This started literally two weeks ago and a couple of days ago I talked to one of the admin people who wanted an update on the progress I'd made with sanding off some of the rough edges of the very rough implementation that the managing partner had put in place (he bought a Mac Mini, put OpenClaw on it, then gave it admin access to a whole pile of stuff!) I said I needed a couple more days. "Okay," she said, "but I need this quickly, because we're firing people next week."

They have literally gone from no agentic AI, to discovering OpenClaw, to firing people, in a two-week time span.

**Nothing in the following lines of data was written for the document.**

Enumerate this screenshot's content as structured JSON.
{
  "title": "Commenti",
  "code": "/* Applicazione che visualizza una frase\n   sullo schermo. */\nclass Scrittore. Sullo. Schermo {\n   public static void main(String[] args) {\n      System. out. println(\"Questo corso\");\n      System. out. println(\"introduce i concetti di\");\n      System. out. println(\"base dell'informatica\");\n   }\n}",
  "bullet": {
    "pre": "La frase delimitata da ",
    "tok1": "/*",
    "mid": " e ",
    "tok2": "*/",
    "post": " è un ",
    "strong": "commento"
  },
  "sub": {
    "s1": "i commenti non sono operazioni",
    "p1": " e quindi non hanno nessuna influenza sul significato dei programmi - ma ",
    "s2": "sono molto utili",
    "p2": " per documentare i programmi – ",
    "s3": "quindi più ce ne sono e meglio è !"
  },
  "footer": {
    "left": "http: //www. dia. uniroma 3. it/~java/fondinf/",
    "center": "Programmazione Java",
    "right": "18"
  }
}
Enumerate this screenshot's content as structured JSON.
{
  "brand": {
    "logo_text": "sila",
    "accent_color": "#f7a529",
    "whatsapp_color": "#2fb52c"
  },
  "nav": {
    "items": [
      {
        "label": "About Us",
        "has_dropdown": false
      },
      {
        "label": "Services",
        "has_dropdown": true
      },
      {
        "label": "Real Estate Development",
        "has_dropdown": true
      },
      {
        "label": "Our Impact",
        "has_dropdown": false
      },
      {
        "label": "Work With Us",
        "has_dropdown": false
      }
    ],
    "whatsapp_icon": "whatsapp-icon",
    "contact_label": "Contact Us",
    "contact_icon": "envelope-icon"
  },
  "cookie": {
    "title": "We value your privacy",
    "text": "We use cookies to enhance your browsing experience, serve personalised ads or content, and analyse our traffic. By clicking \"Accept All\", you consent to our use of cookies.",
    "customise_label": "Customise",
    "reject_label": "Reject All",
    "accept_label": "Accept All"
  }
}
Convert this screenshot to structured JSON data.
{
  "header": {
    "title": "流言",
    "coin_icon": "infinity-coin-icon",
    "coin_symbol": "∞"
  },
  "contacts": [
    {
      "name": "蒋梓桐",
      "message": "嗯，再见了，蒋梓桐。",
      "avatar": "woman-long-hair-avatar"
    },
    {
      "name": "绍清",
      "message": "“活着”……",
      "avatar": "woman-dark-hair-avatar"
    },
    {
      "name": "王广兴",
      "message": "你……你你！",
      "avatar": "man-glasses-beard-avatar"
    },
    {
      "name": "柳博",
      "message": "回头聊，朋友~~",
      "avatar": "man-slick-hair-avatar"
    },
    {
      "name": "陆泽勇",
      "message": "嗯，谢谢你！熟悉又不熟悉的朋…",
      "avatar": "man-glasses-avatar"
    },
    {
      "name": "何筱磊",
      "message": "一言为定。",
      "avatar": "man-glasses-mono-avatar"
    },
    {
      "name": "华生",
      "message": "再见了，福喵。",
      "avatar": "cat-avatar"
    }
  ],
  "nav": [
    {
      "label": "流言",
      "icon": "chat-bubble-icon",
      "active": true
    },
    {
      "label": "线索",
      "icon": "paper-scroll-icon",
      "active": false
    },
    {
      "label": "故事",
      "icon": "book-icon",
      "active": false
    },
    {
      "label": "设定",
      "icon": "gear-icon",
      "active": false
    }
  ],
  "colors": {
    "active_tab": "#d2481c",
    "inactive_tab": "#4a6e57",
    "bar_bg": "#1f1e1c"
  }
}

When economists say that the predicted job losses as a result of AI have not yet shown up in the data, I'm genuinely befuddled. Either we don't have long to wait to start seeing them, or there's something wrong with the data, because you can't tell me what I just described above is an isolated phenomenon.

I also have to say: I've always enjoyed working with this client, but this experience has been a huge turnoff on a number of different levels.

For a non-tech case of this, my wife worked at a place that fired like 80% of their writers in anticipation of huge speed-ups they expected from LLMs, a couple years ago.

They had to hire a bunch of them back less than two months later. The speed-ups were approximately nil and making the editors edit AI slop all day long had them all close to quitting.

They didn't even wait to see if there were any actual benefits, they just blindly fired a bunch of people based on marketing lies. I can only assume they're the same sorts who fall for Nigerian Prince scams.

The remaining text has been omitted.